Subsection (k)’s “authorization” for medical care, in addition to not being legally required, also is not discrete agency action. Discrete agency action for purposes of section 706(1) is a “precise, definite act,” like the promulgating of a rule or the taking of some decision by a statutory deadline. SUWA, 542 U.S. at 63, 124 S.Ct. 2373. The phrase “[v]olunteers are authorized all necessary medical care for injury or disease that is a proximate result of their participation in research,” does not qualify as “the ordering of a ‘precise, definite act ... about which [an official] ha[s] no dis*1139cretion whatever.’ ” Id. This is most easily demonstrated by comparing subsection (k) to subsection (h) — the “duty to warn” subsection — which does command discrete agency action.
Subsection (h) unambiguously identifies which agency or officers (“Commanders”; “MACOM”) are “legally required” (“have an obligation”-, “must establish”) to perform a “discrete action,” (“provide [volunteers] with any newly acquired information”) which is described “precisely]” and “definite[ly]”:
• What: “information that may affect their wellbeing”;
• When: “when [it] becomes available” and “even after the individual volunteer has completed his or her participation in research”;
• To Whom: “research volunteers”— “[t]o accomplish this, [the Army] must establish a system which will permit identification of volunteers who have participated in research ... and take actions to notify volunteers of newly acquired information.”
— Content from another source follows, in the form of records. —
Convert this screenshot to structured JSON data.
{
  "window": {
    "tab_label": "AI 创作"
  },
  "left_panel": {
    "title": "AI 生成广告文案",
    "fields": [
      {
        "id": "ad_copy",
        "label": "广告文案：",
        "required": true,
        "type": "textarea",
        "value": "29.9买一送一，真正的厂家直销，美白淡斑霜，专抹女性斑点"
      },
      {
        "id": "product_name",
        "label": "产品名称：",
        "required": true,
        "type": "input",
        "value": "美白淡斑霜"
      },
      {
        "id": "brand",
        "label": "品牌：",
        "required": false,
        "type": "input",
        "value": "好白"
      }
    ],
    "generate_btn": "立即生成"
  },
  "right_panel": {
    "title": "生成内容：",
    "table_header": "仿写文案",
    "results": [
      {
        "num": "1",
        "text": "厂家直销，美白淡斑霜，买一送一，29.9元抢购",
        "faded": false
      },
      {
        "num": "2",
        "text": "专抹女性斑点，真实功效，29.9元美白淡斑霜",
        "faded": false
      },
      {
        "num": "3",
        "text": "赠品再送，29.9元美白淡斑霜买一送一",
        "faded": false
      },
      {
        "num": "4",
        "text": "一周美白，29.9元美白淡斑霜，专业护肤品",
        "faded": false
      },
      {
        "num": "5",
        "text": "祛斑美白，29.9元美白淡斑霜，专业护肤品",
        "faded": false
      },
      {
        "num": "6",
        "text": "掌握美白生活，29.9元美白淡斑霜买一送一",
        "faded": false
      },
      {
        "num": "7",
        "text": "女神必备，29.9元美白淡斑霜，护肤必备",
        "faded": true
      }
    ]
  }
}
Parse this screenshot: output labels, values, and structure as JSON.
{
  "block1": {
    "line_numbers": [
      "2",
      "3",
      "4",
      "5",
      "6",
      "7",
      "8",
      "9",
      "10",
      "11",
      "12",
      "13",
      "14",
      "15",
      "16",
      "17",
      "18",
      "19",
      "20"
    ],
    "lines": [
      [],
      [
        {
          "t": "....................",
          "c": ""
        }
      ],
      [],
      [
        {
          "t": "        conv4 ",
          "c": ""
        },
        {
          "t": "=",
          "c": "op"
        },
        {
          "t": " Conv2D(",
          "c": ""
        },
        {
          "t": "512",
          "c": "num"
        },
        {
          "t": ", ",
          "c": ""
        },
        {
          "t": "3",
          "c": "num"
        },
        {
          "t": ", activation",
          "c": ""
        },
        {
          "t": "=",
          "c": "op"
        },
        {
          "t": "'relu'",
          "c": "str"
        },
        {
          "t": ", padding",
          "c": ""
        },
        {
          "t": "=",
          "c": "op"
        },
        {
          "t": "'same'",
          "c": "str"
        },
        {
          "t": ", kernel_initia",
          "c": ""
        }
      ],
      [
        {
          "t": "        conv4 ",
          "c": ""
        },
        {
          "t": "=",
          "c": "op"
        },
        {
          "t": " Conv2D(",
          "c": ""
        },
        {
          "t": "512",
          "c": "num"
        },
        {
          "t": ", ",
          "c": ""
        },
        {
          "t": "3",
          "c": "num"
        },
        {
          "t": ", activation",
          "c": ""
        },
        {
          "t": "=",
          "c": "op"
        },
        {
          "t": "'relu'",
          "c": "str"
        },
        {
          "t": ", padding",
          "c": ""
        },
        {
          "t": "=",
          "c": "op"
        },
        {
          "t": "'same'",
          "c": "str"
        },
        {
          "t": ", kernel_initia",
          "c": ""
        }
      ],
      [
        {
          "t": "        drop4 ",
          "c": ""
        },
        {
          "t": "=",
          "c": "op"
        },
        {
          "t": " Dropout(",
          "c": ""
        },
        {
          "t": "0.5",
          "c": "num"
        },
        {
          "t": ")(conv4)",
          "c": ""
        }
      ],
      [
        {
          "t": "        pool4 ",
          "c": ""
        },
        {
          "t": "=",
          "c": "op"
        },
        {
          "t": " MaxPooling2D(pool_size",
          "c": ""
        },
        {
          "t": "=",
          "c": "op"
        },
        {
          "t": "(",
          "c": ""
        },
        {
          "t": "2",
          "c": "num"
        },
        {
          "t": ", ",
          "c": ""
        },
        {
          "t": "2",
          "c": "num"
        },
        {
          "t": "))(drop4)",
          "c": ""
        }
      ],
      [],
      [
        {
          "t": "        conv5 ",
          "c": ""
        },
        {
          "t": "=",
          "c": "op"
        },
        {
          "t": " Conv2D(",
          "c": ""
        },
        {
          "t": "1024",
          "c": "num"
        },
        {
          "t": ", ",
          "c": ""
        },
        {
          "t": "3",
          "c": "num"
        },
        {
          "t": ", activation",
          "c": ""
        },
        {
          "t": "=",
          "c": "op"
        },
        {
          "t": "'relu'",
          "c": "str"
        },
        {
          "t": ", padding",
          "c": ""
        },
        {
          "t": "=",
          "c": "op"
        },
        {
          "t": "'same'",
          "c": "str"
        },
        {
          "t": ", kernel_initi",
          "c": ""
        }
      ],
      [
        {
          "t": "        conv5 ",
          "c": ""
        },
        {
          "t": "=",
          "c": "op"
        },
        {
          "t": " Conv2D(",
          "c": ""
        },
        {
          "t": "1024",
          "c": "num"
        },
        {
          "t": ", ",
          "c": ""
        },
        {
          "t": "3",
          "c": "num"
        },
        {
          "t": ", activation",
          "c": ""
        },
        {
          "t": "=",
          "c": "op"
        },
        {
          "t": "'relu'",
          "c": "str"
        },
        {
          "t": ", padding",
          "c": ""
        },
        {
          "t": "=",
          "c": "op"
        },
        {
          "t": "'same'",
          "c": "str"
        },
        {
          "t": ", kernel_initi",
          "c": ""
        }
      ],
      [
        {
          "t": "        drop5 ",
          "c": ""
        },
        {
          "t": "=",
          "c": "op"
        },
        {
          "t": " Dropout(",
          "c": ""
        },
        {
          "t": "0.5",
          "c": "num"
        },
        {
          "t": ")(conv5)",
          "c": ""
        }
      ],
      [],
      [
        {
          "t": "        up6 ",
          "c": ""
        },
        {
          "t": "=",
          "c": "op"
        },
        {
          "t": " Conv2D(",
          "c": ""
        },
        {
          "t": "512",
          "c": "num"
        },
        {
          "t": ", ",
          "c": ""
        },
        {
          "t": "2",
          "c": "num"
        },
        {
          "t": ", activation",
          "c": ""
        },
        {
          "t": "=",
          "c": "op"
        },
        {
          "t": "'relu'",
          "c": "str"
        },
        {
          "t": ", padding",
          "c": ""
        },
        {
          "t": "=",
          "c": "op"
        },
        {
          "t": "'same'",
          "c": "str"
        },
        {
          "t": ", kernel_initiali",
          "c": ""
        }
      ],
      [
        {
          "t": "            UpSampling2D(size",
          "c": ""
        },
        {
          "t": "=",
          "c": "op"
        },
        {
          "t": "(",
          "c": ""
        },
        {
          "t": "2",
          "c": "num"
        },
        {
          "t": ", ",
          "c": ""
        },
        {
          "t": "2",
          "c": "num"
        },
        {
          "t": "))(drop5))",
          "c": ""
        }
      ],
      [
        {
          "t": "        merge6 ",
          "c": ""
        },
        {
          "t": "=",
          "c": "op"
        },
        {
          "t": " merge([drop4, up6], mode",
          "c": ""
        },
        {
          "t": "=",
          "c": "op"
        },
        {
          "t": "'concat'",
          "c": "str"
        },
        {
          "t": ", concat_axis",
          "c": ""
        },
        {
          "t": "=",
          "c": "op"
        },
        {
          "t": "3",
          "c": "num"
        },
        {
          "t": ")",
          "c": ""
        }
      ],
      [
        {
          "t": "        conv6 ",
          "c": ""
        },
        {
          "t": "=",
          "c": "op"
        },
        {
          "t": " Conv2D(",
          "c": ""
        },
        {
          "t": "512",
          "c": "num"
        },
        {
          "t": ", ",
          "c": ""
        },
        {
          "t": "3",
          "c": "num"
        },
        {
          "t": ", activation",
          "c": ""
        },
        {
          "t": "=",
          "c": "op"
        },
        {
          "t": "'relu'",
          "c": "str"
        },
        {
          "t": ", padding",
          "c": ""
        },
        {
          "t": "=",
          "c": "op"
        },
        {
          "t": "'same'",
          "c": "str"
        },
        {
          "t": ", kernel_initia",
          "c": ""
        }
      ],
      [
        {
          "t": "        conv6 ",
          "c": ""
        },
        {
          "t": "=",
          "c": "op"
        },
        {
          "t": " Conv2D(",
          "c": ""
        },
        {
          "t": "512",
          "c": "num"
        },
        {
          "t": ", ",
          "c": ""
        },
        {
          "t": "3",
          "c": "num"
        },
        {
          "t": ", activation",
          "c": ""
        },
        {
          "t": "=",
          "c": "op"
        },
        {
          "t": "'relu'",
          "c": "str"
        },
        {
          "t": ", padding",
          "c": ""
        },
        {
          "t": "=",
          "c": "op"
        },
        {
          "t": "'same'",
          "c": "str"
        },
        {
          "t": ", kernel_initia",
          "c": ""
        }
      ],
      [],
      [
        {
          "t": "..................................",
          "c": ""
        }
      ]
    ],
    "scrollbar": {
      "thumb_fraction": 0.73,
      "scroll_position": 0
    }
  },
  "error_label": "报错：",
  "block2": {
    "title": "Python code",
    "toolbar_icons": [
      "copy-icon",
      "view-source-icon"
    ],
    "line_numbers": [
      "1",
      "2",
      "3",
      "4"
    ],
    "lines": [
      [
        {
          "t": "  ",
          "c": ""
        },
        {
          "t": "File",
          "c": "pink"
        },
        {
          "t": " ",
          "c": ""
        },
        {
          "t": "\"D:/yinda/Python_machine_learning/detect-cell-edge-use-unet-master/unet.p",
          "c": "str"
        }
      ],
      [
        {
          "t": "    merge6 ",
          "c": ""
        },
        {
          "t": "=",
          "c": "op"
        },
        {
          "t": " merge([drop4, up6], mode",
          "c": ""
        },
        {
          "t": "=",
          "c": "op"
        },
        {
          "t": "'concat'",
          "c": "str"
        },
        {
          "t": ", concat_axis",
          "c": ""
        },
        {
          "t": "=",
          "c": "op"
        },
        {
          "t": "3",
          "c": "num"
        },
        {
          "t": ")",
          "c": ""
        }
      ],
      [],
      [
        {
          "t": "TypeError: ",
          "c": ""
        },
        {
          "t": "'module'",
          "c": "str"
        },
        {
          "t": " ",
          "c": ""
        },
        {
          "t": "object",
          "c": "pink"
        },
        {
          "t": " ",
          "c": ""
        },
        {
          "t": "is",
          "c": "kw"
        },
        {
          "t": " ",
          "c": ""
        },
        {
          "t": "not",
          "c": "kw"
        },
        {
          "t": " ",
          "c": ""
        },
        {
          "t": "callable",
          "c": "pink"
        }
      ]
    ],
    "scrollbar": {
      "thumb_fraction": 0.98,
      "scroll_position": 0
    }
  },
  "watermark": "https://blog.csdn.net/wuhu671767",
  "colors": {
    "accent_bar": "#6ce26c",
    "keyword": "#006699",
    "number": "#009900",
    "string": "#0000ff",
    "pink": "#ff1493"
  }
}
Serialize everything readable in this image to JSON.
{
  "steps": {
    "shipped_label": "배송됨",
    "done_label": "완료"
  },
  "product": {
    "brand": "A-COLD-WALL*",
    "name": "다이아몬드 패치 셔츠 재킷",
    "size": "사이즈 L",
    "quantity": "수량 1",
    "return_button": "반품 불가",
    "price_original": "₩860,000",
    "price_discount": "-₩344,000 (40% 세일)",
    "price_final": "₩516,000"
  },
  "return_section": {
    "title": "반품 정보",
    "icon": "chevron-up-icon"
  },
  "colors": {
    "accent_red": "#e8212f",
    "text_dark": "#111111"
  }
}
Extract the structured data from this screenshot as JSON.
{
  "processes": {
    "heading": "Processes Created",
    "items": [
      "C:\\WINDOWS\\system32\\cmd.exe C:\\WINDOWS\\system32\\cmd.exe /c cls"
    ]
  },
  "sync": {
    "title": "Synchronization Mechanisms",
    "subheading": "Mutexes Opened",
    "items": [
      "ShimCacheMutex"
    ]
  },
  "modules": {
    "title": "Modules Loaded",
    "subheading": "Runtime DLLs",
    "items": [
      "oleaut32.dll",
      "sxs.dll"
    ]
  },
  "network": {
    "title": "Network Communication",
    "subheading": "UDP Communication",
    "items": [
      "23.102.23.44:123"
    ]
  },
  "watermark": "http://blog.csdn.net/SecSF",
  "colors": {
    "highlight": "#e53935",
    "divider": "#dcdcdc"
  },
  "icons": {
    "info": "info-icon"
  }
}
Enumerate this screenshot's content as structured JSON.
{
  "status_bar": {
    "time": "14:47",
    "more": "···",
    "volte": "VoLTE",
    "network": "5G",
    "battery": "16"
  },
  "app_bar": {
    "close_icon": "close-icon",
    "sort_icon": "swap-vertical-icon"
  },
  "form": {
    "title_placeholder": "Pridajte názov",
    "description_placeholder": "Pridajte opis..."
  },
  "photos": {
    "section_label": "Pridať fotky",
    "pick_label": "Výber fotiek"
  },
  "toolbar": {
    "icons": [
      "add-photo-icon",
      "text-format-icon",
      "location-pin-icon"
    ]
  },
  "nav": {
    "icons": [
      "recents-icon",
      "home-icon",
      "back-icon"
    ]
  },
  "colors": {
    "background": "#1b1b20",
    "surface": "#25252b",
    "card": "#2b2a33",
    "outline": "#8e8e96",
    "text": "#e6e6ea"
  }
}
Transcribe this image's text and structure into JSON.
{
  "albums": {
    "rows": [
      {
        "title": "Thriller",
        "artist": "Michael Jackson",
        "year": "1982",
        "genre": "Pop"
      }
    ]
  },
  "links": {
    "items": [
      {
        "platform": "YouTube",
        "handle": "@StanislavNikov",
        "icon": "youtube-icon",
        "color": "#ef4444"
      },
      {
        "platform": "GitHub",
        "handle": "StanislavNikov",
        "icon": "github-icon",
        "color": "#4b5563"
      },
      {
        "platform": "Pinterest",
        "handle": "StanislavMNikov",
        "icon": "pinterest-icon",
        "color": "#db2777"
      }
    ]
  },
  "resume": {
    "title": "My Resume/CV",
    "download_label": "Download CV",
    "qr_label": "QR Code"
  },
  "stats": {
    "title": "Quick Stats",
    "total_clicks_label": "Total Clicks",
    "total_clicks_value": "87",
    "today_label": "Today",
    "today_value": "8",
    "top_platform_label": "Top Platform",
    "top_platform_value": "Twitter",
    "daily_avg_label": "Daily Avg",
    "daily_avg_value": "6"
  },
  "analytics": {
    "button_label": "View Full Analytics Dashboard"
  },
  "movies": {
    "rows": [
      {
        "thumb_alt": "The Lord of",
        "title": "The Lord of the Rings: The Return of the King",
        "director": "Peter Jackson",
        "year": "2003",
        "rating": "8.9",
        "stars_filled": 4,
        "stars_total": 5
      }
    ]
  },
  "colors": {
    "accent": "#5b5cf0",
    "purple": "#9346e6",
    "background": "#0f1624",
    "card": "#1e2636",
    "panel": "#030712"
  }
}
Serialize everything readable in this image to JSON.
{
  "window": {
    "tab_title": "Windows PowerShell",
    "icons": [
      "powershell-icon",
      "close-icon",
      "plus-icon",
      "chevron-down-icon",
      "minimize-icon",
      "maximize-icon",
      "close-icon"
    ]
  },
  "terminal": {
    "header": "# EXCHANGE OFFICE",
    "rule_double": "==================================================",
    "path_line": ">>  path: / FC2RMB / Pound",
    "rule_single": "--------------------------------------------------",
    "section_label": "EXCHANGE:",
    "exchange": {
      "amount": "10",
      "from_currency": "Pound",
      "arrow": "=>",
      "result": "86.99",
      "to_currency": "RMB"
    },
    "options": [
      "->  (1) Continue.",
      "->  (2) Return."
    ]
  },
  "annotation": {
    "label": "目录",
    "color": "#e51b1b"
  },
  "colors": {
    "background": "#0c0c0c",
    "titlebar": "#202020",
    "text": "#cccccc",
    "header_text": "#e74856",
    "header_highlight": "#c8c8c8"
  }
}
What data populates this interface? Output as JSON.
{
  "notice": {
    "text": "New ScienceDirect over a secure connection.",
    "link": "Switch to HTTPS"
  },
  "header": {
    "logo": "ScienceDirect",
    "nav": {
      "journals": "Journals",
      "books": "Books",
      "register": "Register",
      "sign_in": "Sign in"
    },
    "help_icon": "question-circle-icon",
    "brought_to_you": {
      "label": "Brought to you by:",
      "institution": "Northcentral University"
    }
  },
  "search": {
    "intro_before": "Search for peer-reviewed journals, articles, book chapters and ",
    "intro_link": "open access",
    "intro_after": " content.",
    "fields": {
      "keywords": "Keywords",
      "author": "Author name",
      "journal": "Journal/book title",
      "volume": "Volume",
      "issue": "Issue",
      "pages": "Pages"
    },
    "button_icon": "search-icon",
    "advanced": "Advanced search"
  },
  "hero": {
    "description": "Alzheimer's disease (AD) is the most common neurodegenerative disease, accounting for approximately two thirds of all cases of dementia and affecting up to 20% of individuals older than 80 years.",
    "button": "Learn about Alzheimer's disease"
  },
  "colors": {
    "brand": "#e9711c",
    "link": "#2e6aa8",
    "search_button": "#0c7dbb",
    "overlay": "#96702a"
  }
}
Subsection (k), in contrast, leaves us to guess at which agency officer is obligated to provide the medical care (assuming, of course, that “authorized” means “required” — it does not), what such medical care would consist of, or when and how long medical care must be provided (only during research? only in “emergency” situations? forever?). As a result, subsection (k) “lack[s] the specificity requisite for agency action.” SUWA, 542 U.S. at 66, 124 S.Ct. 2373.
B.
Only one other provision of AR 70-25 could possibly provide the basis for a judicially enforceable duty to provide medical care: Chapter 2 — 5(j) (subsection (j)). Subsection (j) provides, “The Surgeon General ... will ... [d]irect medical followup, when appropriate, on research subjects to ensure that any long-range problems are detected and treated.” Subsection (j), like subsection (k), lacks the usual language of obligation. Subsection (j) contemplates action by the Army Surgeon General only “when appropriate.” That grant of discretion prevents us from concluding that this language represents a “specific, unequivocal command” directing the Surgeon General to provide medical care.
C.
For these reasons I would affirm the district court’s summary judgment against Plaintiffs on their claims for medical care, but on the alternative ground that their claim is not judicially enforceable under section 706(1) of the APA.
I am not unsympathetic to the notion that those who have served our country— especially those who have risked their health and well-being in that service— should have access to appropriate medical care. However, the Supreme Court has counseled us, and we have recognized, that “[e]ven if a court believes that the agency is withholding or delaying an action the court believes it should take, the ‘ability to compel agency action is carefully circumscribed to situations where an agency has ignored a specific legislative command.’ ” Gardner v. U.S. Bureau of Land Mgmt., 638 F.3d 1217, 1221-22 (9th Cir.2011), quoting Hells Canyon, 593 F.3d at 932. “As much as we as citizens are concerned with the plight of veterans seeking the prompt provision of the health care and benefits ... as judges we may not exceed our jurisdiction.” Veterans for Common Sense v. Shinseki, 678 F.3d 1013, 1016 (9th Cir.2012) (en banc). I am therefore compelled to dissent from this part of the majority opinion.